Out of hundreds of script ideas, the successful writing duo – advertising creatives tend to work in pairs – were Sophie, 32, and Milo, 28.
“It was a huge deal for them," Priest explains. "We narrow it down to three or four scripts and we go and talk to John Lewis. Then you leave it, you go away, you write a bit more and you keep coming back. We had a board when we sold the idea which was full of beautiful old faces and the lunar landscape.”
After John Lewis’s approval, and spending some time playing with telescopes, The Man In The Moon was born.
Priest sees him as “a sort of mythical character, but actually a character who represents anyone whose lonely, or on their own.”

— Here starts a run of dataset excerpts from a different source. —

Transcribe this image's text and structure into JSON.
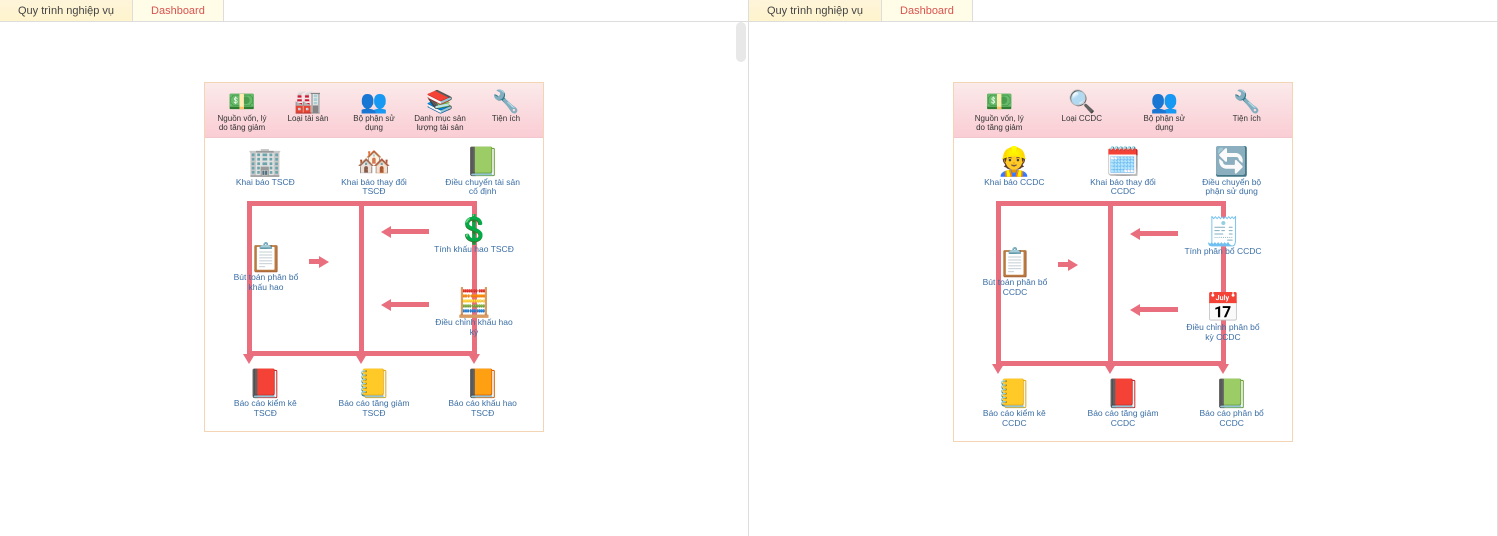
{
  "tabs": {
    "active": "Quy trình nghiệp vụ",
    "inactive": "Dashboard"
  },
  "left": {
    "toolbar": [
      {
        "label": "Nguồn vốn,\nlý do tăng giảm",
        "icon": "funding-icon",
        "glyph": "💵"
      },
      {
        "label": "Loại tài sản",
        "icon": "asset-type-icon",
        "glyph": "🏭"
      },
      {
        "label": "Bộ phận sử dụng",
        "icon": "department-icon",
        "glyph": "👥"
      },
      {
        "label": "Danh mục\nsản lượng tài sản",
        "icon": "catalog-icon",
        "glyph": "📚"
      },
      {
        "label": "Tiện ích",
        "icon": "utility-icon",
        "glyph": "🔧"
      }
    ],
    "row1": [
      {
        "label": "Khai báo TSCĐ",
        "icon": "declare-asset-icon",
        "glyph": "🏢"
      },
      {
        "label": "Khai báo\nthay đổi TSCĐ",
        "icon": "change-asset-icon",
        "glyph": "🏘️"
      },
      {
        "label": "Điều chuyển\ntài sản cố định",
        "icon": "transfer-asset-icon",
        "glyph": "📗"
      }
    ],
    "mid_left": {
      "label": "Bút toán phân bổ\nkhấu hao",
      "icon": "allocation-entry-icon",
      "glyph": "📋"
    },
    "mid_right1": {
      "label": "Tính khấu hao\nTSCĐ",
      "icon": "calc-depreciation-icon",
      "glyph": "💲"
    },
    "mid_right2": {
      "label": "Điều chỉnh\nkhấu hao kỳ",
      "icon": "adjust-depreciation-icon",
      "glyph": "🧮"
    },
    "row3": [
      {
        "label": "Báo cáo kiểm kê\nTSCĐ",
        "icon": "inventory-report-icon",
        "glyph": "📕"
      },
      {
        "label": "Báo cáo tăng giảm\nTSCĐ",
        "icon": "change-report-icon",
        "glyph": "📒"
      },
      {
        "label": "Báo cáo khấu hao\nTSCĐ",
        "icon": "depreciation-report-icon",
        "glyph": "📙"
      }
    ]
  },
  "right": {
    "toolbar": [
      {
        "label": "Nguồn vốn,\nlý do tăng giảm",
        "icon": "funding-icon",
        "glyph": "💵"
      },
      {
        "label": "Loại CCDC",
        "icon": "tool-type-icon",
        "glyph": "🔍"
      },
      {
        "label": "Bộ phận sử dụng",
        "icon": "department-icon",
        "glyph": "👥"
      },
      {
        "label": "Tiện ích",
        "icon": "utility-icon",
        "glyph": "🔧"
      }
    ],
    "row1": [
      {
        "label": "Khai báo CCDC",
        "icon": "declare-tool-icon",
        "glyph": "👷"
      },
      {
        "label": "Khai báo\nthay đổi CCDC",
        "icon": "change-tool-icon",
        "glyph": "🗓️"
      },
      {
        "label": "Điều chuyển\nbộ phận sử dụng",
        "icon": "transfer-dept-icon",
        "glyph": "🔄"
      }
    ],
    "mid_left": {
      "label": "Bút toán phân bổ\nCCDC",
      "icon": "allocation-entry-icon",
      "glyph": "📋"
    },
    "mid_right1": {
      "label": "Tính phân bổ\nCCDC",
      "icon": "calc-allocation-icon",
      "glyph": "🧾"
    },
    "mid_right2": {
      "label": "Điều chỉnh phân bổ\nkỳ CCDC",
      "icon": "adjust-allocation-icon",
      "glyph": "📅"
    },
    "row3": [
      {
        "label": "Báo cáo kiểm kê\nCCDC",
        "icon": "inventory-report-icon",
        "glyph": "📒"
      },
      {
        "label": "Báo cáo tăng giảm\nCCDC",
        "icon": "change-report-icon",
        "glyph": "📕"
      },
      {
        "label": "Báo cáo phân bổ\nCCDC",
        "icon": "allocation-report-icon",
        "glyph": "📗"
      }
    ]
  }
}
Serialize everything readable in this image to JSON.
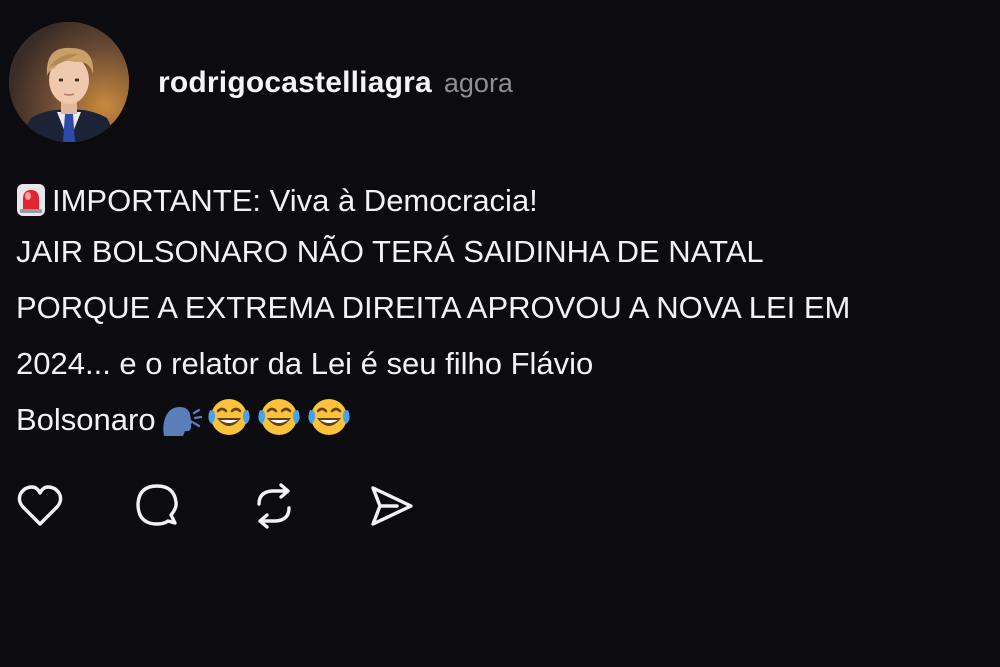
{
  "post": {
    "author": {
      "username": "rodrigocastelliagra",
      "avatar_icon": "profile-photo"
    },
    "timestamp": "agora",
    "text": {
      "line1_icon": "rotating-light-siren-icon",
      "line1": "IMPORTANTE: Viva à Democracia!",
      "line2": "JAIR BOLSONARO NÃO TERÁ SAIDINHA DE NATAL",
      "line3": "PORQUE A EXTREMA DIREITA APROVOU A NOVA LEI EM",
      "line4": "2024... e o relator da Lei é seu filho Flávio",
      "line5": "Bolsonaro",
      "line5_emojis": [
        "speaking-head-icon",
        "tears-of-joy-icon",
        "tears-of-joy-icon",
        "tears-of-joy-icon"
      ]
    },
    "actions": [
      {
        "name": "like",
        "icon": "heart-icon"
      },
      {
        "name": "comment",
        "icon": "speech-bubble-icon"
      },
      {
        "name": "repost",
        "icon": "repost-icon"
      },
      {
        "name": "share",
        "icon": "send-icon"
      }
    ]
  },
  "colors": {
    "background": "#0c0b10",
    "text": "#f2f2f2",
    "muted": "#8e8e93"
  }
}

Some viewers have taken the storyline a little too literally, and demanded to know how an old man could survive on the moon - but this doesn't annoy Priest. “It absolutely depends on what kind of person that you are. Some people are like, ‘But he’d have to have a helmet, and an oxygen mask… this is impossible.’ But that’s a good response if you’re that sort of person.
“We’ve never done anything that everybody has loved or everybody has naturally got," he adds.
The Man On The Moon waves back to Earth
How would he imagine the man in the moon’s story continuing after the ad ends? “I’m afraid his job is to be the man on the moon, there’s no getting round that. The good news now is that he can look and wave at someone and he knows that he’s cared for," Priest smiles. "But I’m afraid when you’re the man on the moon the job description is very much in the title.”
It’s important to know when to end the story in an advert, he explains, using the 2011 John Lewis Christmas ad, The Long Wait as an example. It ended when a little boy wakes up on Christmas morning and presents his parents the gift he's been waiting to give for weeks. “Can you imagine if his parents opened it and it was a specula?” Priest says.
He likes the fact that John Lewis could make space-themed educational toys to sell as part of the Man On The Moon campaign: “There’s a limit to how many onesies I think we can fill the world with.”
Looking back, he may have drawn on his own childhood when developing the script: “When I was growing up, in our house in a village in Sussex, we had an old lady who lived behind us, and a retired couple who’d been in service, like Upstairs Downstairs. My mother would have them for lunch on Christmas day. When my brother and I were five or six we’d be like ‘Oh God, do we have to?'”
He feels it’s hard to convince an audience that old people matter, when there is such suffering in the world. “At one time when we were talking about the ad, there was that awful picture of that little boy washed up on the beach in Syria. When you talk to people about being old, I think it’s very easy for people to go ‘well, you know, everyone gets old, live with it.’ It’s difficult to be shocking and to get people to care about it.”
Despite his year-round focus on Christmas for work, he “still gets really excited.”
His daughters “100% believe” in Santa Claus, and rituals include eating sausage and mash on Christmas Eve every year.
They already have a telescope, which has been used with limited success: “What happens to us it that it very quickly comes out of the sky and down on to the ground and ‘what’s that over there Dad?’ and it’s all blurred and impossible to see. So I don’t think I’ve got two budding astronomers.”
Priest makes a tradition out of giving his kids something related to the John Lewis ad every year, and with telescopes on sale in the store, he thinks "we could be upgrading.”
His own festive wish is a simple one: “What I want for Christmas is Christmas, just to be at home and not to be at work, and to hang out with everybody and to see old friends and spend some time with the kids.
“If Crystal Palace could win all their games and Brighton could lose all their games, that’d be an added bonus.”